Prozess Zweijähriger verhungert - toter Anakin wog nur noch sechs Kilo
Anakin wurde nur zwei Jahre alt. Als er starb, wog er nur etwas über sechs Kilogramm. Hat eine Mitarbeiterin des Jugendamtes nicht genau genug hingesehen?
Medebach. „Hätten sie die Kinder angeschaut, wäre der Tod nicht eingetreten.“ Amtsrichter Ralf Fischer macht der Angeklagten eindringliche Vorhaltungen. Die Frau auf der Anklagebank reagiert nicht. Sie ist Mitarbeiterin des Jugendamtes im Hochsauerlandkreises und betreute die Familie des kleinen Anakin. Jetzt steht sie wegen des Vorwurfs der fahrlässigen Tötung und der fahrlässigen Körperverletzung vor dem Amtsgericht Medebach.
Anakin wurde nur zwei Jahre alt. Er ist verhungert. Seine neun Monate alte Schwester konnte noch so gerade gerettet werden. Drei Wochen bevor Ärzte die beiden Kinder zu Gesicht bekamen, war die Mitarbeiterin des Jugendamtes noch bei der Mutter von neun Kindern gewesen, offiziell wegen Auffälligkeiten des Ältesten in der Schule.
Bei der kleinen Tochter fiel der 28-Jährigen nichts auf. Das Mädchen sei ja auch angezogen gewesen, sagt die Frau vor Gericht. Dass die ärztlichen Belege für die nötigen Vorsorgeuntersuchungen fehlten, darüber soll sie hinweggegangen sein. Nach dem schlafenden Anakin sah sie auch nicht. Warum die Jugendamtsmitarbeiterin nicht genauer hinsah und ob sie dazu rechtlich verpflichtet war, das muss das Gericht jetzt klären.
Ihr Chef betont als Zeuge vor Gericht, wie schwierig solche Betreuungsaufgaben sind.

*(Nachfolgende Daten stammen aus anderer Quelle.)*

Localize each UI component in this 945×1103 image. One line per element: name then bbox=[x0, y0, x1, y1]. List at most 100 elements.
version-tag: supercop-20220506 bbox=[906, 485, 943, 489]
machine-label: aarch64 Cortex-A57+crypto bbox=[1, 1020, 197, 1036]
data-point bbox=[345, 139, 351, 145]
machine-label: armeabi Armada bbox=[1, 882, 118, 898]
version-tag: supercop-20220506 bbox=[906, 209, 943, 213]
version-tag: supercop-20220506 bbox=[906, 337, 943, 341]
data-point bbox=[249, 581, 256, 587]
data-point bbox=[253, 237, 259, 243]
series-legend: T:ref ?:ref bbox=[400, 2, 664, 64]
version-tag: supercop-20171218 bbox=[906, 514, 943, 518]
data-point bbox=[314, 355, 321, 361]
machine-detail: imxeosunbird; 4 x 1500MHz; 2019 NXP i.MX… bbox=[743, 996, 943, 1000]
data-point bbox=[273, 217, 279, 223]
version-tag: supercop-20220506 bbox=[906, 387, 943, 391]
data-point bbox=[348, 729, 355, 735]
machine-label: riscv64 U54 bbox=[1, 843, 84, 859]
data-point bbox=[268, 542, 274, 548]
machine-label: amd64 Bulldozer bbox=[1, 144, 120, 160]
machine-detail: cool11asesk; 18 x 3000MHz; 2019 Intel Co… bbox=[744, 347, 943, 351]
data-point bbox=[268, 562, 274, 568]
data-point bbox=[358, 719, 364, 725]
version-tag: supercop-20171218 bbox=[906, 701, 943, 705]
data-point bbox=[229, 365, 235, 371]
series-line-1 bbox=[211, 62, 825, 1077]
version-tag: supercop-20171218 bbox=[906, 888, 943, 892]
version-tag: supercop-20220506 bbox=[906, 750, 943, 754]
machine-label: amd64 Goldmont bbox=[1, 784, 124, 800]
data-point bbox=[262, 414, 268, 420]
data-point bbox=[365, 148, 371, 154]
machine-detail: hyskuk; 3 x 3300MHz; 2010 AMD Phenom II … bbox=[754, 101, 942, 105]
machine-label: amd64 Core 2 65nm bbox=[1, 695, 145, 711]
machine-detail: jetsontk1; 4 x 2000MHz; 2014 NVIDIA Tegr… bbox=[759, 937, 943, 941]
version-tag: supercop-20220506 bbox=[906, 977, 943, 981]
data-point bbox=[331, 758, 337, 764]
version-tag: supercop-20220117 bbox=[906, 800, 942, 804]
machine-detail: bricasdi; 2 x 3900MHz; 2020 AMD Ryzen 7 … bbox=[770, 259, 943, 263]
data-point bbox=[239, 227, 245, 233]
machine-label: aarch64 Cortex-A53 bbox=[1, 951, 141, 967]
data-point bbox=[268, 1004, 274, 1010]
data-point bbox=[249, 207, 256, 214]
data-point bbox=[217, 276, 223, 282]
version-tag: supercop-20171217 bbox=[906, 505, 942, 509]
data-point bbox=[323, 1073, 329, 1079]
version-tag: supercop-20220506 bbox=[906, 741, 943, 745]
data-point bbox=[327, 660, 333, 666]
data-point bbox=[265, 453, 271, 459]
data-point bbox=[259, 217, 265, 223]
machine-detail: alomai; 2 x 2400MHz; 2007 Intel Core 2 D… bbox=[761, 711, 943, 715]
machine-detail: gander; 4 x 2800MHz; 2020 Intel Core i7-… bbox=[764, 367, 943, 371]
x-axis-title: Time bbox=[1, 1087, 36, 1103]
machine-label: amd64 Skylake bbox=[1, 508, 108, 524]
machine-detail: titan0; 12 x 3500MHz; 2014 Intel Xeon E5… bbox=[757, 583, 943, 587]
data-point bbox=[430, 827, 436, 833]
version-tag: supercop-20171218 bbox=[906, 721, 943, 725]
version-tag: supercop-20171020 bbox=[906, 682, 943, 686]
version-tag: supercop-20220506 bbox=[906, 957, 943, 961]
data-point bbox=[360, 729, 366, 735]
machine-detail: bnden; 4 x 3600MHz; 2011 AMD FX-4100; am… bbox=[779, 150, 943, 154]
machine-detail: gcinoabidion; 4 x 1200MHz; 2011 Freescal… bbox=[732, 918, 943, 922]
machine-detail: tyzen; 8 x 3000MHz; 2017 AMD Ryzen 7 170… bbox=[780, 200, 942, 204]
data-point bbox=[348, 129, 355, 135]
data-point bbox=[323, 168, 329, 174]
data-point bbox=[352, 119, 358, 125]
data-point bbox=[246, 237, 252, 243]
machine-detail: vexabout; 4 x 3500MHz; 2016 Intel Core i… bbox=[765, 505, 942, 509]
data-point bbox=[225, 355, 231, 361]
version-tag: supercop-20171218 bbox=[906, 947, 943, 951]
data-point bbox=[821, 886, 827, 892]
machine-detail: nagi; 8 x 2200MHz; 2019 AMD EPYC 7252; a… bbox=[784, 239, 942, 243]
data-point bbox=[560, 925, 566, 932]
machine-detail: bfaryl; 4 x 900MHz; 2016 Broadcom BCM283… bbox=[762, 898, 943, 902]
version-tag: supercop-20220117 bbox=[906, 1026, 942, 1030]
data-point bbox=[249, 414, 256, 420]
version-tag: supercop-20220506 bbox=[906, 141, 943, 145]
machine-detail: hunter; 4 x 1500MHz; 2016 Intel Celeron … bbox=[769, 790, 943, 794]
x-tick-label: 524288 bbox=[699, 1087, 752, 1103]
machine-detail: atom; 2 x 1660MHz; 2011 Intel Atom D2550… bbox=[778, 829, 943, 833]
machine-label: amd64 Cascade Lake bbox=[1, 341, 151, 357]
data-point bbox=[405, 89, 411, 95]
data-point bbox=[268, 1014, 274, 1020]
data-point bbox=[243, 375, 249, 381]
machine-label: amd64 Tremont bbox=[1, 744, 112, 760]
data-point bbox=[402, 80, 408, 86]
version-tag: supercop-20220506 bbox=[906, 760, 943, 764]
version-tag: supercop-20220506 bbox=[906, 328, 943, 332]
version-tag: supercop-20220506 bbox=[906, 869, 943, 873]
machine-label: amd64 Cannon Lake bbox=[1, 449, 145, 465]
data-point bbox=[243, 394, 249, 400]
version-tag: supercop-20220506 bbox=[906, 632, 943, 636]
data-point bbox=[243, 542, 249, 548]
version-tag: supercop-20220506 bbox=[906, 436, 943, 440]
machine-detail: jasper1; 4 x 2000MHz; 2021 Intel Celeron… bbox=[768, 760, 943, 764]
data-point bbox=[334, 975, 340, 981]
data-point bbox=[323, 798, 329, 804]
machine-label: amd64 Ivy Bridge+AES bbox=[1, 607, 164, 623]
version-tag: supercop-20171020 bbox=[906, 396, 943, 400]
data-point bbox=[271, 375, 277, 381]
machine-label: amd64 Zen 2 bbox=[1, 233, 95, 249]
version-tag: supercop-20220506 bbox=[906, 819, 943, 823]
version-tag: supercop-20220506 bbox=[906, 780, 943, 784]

Die Jugendämter müssten erst einmal einen Fuß in die Tür bekommen und Vertrauen aufbauen. „Das Dilemma ist: Wenn ich mehr hingucke, verhindere ich den Zugang zur Familie“, sagt der Leiter des Jugendamtes. Die Mutter habe sich dem Jugendamt gegenüber zumindest abweisend gezeigt. Am Vorgehen des Amtes werde sich bei aller Tragik des Falles deshalb nichts ändern. Amtsrichter Fischer ist von dieser Sichtweise nicht überzeugt. „Es ist die Frage zu klären, wie die Institution Jugendamt ihre Aufgabe erfüllen sollte“, sagte er.
Das Jugendamt Hochsauerlandkreis war vorgewarnt. Im Juni 2013 waren bei ihm Unterlagen der vorher für die Familie zuständigen Behörde aus dem Vogtlandkreis in Sachsen eingegangen. Die Mutter hatte sich vom oft aggressiven Vater getrennt und war mit den Kindern ins Sauerland gezogen. In dem Schreiben schilderten die Kollegen aus Sachsen die jahrelangen Probleme der Mutter und ihrer Kinder. Von Kindeswohlgefährdung und Unterernährung war die Rede.
Zunächst hatte sich eine Familienhebamme um die Familie gekümmert. Sie stellte fest, dass keine Gefährdung und keine Unterernährung vorliege. Dabei blieb es im Prinzip, regelmäßige Kontrollen gab es nicht mehr, auch nachdem im August 2013 die Jugendamtsmitarbeiterin die Betreuung übernommen hatte.
Im Februar 2014 eskalierte die Lage in der Familie. Die Mutter brachte ihren bis auf die Knochen abgemagerten Sohn mit einer Magen-Darm-Infektion in eine Klinik. Dort starb der Kleine einen Tag später. Das Mädchen konnten die Ärzte retten.
Auch die 39 Jahre alte Mutter stand schon in Medebach vor Gericht. Der Richter verwies die Sache aber vor einem Urteil an ein höheres Gericht, weil sich die Mutter einer vorsätzlichen Körperverletzung mit Todesfolge schuldig gemacht haben könnte. Damals sagte die Jugendamtsmitarbeiterin als Zeugin aus - und belastete sich selbst. Dieses Mal sind die Rollen vertauscht. Die Mutter war als Zeugin geladen, blieb aber unentschuldigt fern.